Things You Learn When You Go For A Walk

Things You Learn When You Go For A Walk

Private Property South Africa
Shaun Wewege

South Africans tend to be a pretty paranoid bunch and if we’re honest with ourselves, it’s not entirely without reason. Crime, or at least, the perceived threat of crime has the power to change the way we live our lives. The saddest part about this is that we deny ourselves one of life’s simplest pleasures – a walk around the neighbourhoods in which we live.

You’ll learn a lot about your home from a number of people. At first, the person whose home you bought will tell you about all the benefits of your purchase. They’ll extol the values of the schooling system and the neighbours. Only later will you discover that the crazed hermit likes to sing opera or that a nearby teen is learning to play drums. But when you unlock your front door, key in the alarm pin code, check your pepper spray and take a step outside, there is so much more that you begin to notice about your hometown.

For example, the cemetery that’s just up the road from our house seems to have a very small number of graves when compared to cemeteries such as the ones near Braamfontein and Emmerentia. It’s relatively new and there could be any number of reasons for it being emptier but my best guess is that more people are choosing to be cremated when they pass away. Or everyone in my suburb is immortal. I have not seen any sparkly vampires or shirtless werewolves so perhaps post-death choices are changing.

Something I never noticed while driving down Hendrik Potgieter Street is that the vandals in our area have a sense of humour. Up on the hill rocks have been painted white and arranged to spell out “Little Falls”. A while back someone took the time to change the letter “F” to “B”. Puerile, yes, but not something I noticed sitting in traffic. To be honest I was too busy using bad language of my own.

There is a mammoth golf estate nearby and as you would expect it’s some of the most expensive real estate in Gauteng. What amuses me the most is that their perimeter wall continuously needs rebuilding. And it’s not just in one section. I’ve walked around a fair amount of their outer wall and have noticed teams of builders working on various sites for the better part of a year. If I stayed in one of Johannesburg’s most sought after addresses I’d at least want my perimeter wall not to collapse. I’m quirky in that way.

Someone in our neighbourhood has rabbits.
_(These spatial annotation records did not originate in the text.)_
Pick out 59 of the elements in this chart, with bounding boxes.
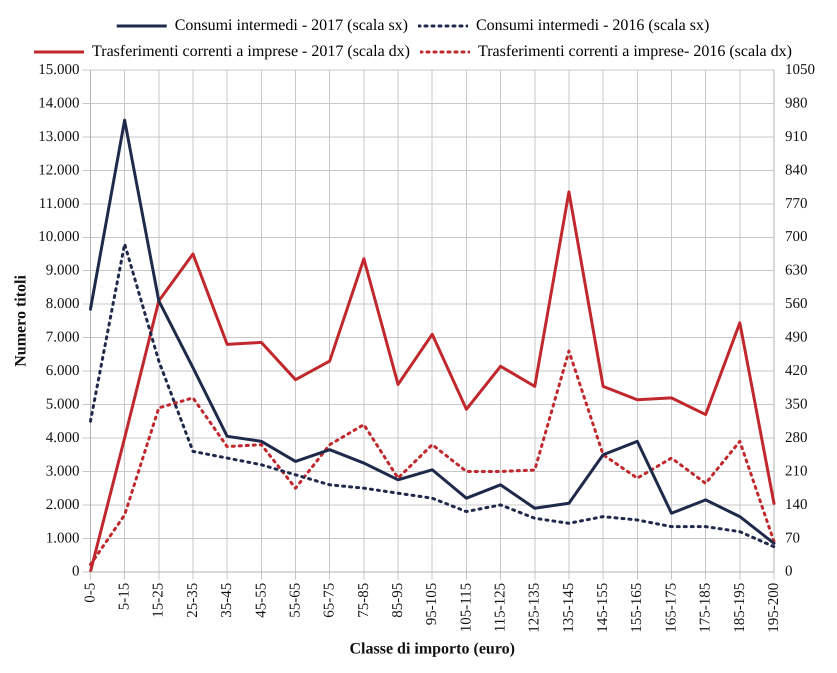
y2-tick-label: 840 xyxy=(785,162,808,178)
y2-tick-label: 0 xyxy=(785,564,792,580)
x-tick-label: 35-45 xyxy=(219,582,236,618)
x-tick-label: 155-165 xyxy=(629,582,646,633)
y-tick-label: 7.000 xyxy=(46,330,80,346)
y-axis-title: Numero titoli xyxy=(12,274,30,367)
y-tick-label: 11.000 xyxy=(38,196,80,212)
y2-tick-label: 980 xyxy=(785,95,808,112)
y2-tick-label: 1050 xyxy=(785,62,815,78)
x-tick-label: 65-75 xyxy=(322,582,338,618)
x-tick-label: 135-145 xyxy=(560,582,577,633)
y-tick-label: 0 xyxy=(72,564,80,580)
y2-tick-label: 770 xyxy=(785,196,808,212)
y2-tick-label: 420 xyxy=(785,363,808,380)
y-tick-label: 6.000 xyxy=(46,363,80,380)
y-tick-label: 15.000 xyxy=(38,62,80,78)
y2-tick-label: 700 xyxy=(785,229,808,246)
y-tick-label: 9.000 xyxy=(46,262,80,279)
legend-label: Trasferimenti correnti a imprese - 2017 (scala dx) xyxy=(92,43,410,60)
x-tick-label: 125-135 xyxy=(526,582,543,633)
y2-tick-label: 490 xyxy=(785,330,808,346)
x-tick-label: 0-5 xyxy=(82,582,98,603)
y-tick-label: 4.000 xyxy=(46,430,80,446)
x-tick-label: 25-35 xyxy=(184,582,201,618)
y2-tick-label: 280 xyxy=(785,430,808,446)
x-tick-label: 5-15 xyxy=(116,582,133,610)
x-tick-label: 45-55 xyxy=(253,582,270,618)
y2-tick-label: 140 xyxy=(785,496,808,513)
y2-tick-label: 350 xyxy=(785,396,808,412)
y-tick-label: 8.000 xyxy=(46,296,80,312)
x-tick-label: 95-105 xyxy=(424,582,440,626)
x-axis-title: Classe di importo (euro) xyxy=(349,640,515,658)
y-tick-label: 3.000 xyxy=(46,463,80,480)
y-tick-label: 14.000 xyxy=(38,95,80,112)
y-tick-label: 5.000 xyxy=(46,396,80,412)
x-tick-label: 175-185 xyxy=(698,582,714,633)
x-tick-label: 85-95 xyxy=(390,582,406,618)
x-tick-label: 115-125 xyxy=(492,582,509,632)
y-tick-label: 1.000 xyxy=(46,530,80,546)
x-tick-label: 165-175 xyxy=(663,582,680,633)
y2-tick-label: 210 xyxy=(785,463,808,480)
y2-tick-label: 70 xyxy=(785,530,800,546)
legend-label: Trasferimenti correnti a imprese- 2016 (scala dx) xyxy=(478,43,792,60)
legend-label: Consumi intermedi - 2017 (scala sx) xyxy=(174,17,408,34)
y-tick-label: 12.000 xyxy=(38,162,80,178)
y-tick-label: 13.000 xyxy=(38,128,80,145)
y-tick-label: 10.000 xyxy=(38,229,80,246)
legend-label: Consumi intermedi - 2016 (scala sx) xyxy=(476,17,710,34)
x-tick-label: 15-25 xyxy=(150,582,167,618)
y2-tick-label: 910 xyxy=(785,128,808,145)
x-tick-label: 55-65 xyxy=(287,582,304,618)
x-tick-label: 145-155 xyxy=(595,582,612,633)
x-tick-label: 75-85 xyxy=(356,582,372,618)
y-tick-label: 2.000 xyxy=(46,496,80,513)
y2-tick-label: 560 xyxy=(785,296,808,312)
x-tick-label: 185-195 xyxy=(732,582,748,633)
y2-tick-label: 630 xyxy=(785,262,808,279)
x-tick-label: 195-200 xyxy=(766,582,782,633)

I don’t know where they stay but I’ve seen them early in the morning, zig-zaging from pavement to pavement in search of a snack. I’m told they’ve been around for a while so it’s no surprise that we hear an owl hoot from time to time. I also recently saw sheep grazing in a nearby open veld. I don’t know how they got there or who they belong to, but I may just borrow them and let them loose in our garden. It’s been ages since I mowed the lawn.